Q: What information do Athena machines collect and report?
Answer
Athena workstations report two primary pieces of data back to IS&T servers. The first is called counterlog, and is essentially an Athena machine reporting on its existence. The second is called metrics and only affects public IS&T-owned machines in clusters and quickstations.
counterlog
Why is this collected?: All Athena machines, whether public or private, report their existence back to the central IS&T syslog server once per day. It is important for IS&T to have a count of the total number of Athena machines around campus for multiple reasons. IS&T needs to be able to allocate resources (both money and staff) correctly, and knowing how many Athena machines we have to support is essential. Many of the software license agreements we sign are based on a specific number of public machines throughout campus. If that number changes substantially, we may need to notify the vendor or renegotiate the agreement.
What is collected?: The information sent includes the version of Athena (for 9.x releases) or metapackage installed (for Debathena), the hostname of the machine, the operating system, and the processor type.
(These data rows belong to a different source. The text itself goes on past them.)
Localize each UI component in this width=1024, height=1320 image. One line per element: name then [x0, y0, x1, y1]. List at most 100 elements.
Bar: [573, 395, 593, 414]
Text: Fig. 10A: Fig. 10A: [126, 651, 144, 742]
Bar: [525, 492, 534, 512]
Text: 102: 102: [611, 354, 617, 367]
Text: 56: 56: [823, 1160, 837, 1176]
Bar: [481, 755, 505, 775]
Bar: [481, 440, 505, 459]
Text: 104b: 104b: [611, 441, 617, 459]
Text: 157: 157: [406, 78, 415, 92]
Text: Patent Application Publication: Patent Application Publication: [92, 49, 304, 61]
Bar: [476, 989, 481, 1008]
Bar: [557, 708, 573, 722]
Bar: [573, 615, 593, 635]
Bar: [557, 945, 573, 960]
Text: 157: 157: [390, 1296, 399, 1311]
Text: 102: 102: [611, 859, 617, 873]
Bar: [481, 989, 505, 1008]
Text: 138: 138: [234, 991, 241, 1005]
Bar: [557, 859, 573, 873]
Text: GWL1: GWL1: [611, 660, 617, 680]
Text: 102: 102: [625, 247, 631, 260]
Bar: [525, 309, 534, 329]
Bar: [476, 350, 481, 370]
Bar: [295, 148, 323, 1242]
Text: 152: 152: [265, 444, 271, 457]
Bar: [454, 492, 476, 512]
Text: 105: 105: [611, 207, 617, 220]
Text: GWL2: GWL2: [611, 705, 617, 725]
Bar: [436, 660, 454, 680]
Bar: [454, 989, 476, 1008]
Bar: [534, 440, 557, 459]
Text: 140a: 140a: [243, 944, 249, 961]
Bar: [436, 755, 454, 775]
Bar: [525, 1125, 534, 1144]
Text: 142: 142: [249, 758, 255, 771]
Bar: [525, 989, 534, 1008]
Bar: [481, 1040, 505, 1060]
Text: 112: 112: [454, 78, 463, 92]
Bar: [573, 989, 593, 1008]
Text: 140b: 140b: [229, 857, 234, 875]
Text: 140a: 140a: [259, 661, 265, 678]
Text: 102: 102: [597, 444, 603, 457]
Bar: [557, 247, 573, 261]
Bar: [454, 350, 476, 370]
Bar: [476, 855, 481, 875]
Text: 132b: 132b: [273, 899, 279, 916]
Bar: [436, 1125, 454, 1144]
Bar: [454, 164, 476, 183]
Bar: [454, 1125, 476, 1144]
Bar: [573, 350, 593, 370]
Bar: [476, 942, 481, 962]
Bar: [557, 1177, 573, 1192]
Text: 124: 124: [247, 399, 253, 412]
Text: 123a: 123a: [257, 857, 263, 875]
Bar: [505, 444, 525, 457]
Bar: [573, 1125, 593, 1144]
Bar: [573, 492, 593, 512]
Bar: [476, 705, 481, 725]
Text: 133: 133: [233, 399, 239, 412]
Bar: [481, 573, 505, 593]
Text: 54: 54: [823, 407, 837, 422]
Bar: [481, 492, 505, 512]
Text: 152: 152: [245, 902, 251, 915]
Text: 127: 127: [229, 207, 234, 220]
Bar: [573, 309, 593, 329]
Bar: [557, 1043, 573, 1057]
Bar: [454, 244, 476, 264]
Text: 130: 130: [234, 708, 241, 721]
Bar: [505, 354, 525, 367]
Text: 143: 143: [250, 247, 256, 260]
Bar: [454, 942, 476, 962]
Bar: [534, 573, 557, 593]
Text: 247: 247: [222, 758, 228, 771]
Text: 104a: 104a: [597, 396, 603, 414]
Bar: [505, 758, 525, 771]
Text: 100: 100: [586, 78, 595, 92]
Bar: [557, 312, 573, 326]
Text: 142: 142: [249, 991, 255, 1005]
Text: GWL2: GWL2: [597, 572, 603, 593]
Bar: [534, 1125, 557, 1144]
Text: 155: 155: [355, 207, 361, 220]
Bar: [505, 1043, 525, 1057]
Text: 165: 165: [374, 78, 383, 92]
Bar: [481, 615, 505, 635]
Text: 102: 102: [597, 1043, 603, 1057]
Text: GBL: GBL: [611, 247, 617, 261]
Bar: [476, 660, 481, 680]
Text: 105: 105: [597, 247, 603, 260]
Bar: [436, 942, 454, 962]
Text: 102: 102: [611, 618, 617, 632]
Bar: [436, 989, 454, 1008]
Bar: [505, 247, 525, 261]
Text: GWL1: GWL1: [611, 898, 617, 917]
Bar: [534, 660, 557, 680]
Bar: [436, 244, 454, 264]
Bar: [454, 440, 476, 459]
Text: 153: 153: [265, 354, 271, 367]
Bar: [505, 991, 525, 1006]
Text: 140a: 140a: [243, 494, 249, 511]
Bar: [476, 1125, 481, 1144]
It also includes a unique identifier generated from the MAC (Ethernet) address of the workstation. For example:
counterlog: w20-575-1.mit.edu linux i686 debathena-workstation 4048dd06645beadca0adba359b1fc731 cron
The script that generates this information may be examined on any Athena workstation. On Athena 9.4 workstations, the script is located at /etc/athena/counterlog. On Debathena workstations, it's located at /usr/lib/debathena-counterlog/athena-counterlog.
Is there any personally identifying information?: No information about the user logged in at the time is collected. Note that the moira record may contain information about the administrative contact or billing contact for a machine, and that such information is available to any member of the MIT community.
metrics
This section only applies to public, IS&T-owned Debathena workstations. The metrics program is not installed on private workstations or Athena 9.4 workstations.
Why is this collected?: In recent years, IS&T management has requested additional information about what Athena is being used for. For example, is it used primarily for web browsing and e-mail? Is it used primarily for MATLAB and LaTeX? Or is it used for some balance between the two? This information is important for several reasons. First, it allows IS&T to justify its space allocation to the rest of the Institute (space in the main buildings has always been in high demand). Additionally, it lets us know what type of hardware is in demand in the Athena clusters. If Athena is being used primary for web browsing, then perhaps some high-end workstations should be replaced with dedicated web and e-mail kiosks. On the other hand, if Athena workstations are primarily being used for processor-intensive tasks, it allows us to justify the Athena workstation replacement budget. Lastly, it allows us to customize the Athena environment to better support the usage of Athena. Maintaining a general-purpose computing environment throughout campus is fairly difficult – if we know that certain aspects of it are more important than others, we can better tailor the user experience.
What is collected?: At the end of each login session, the following data – along with a random universally unique identifier (UUID) – is sent to the syslog server:
- the duration of the login session
- the names of any packages installed during the session
- the paths of any binaries run during the session
We realize that the last item is by far the most controversial, and have put in place the following safeguards to ensure that user privacy is retained to the maximum extent:
- No user information is collected
- The raw data is only available to IS&T Server Operations staff (approximately 19 people).
- Data analysis focuses on the type of application (e.g. Math Software, Web Browser, Office Suite) rather than the actual binary being run.
If you wish, you may examine the program that compiles and sends this data. It is available at /usr/share/python-support/debathena-metrics/debathena/metrics/gatherer.py, or /afs/dev.mit.edu/source/src-svn/debathena/debathena/metrics/debathena/metrics/gatherer.py from a non-cluster machine.
Is there any personally identifying information?: No. No information about the user logged in at the time is collected.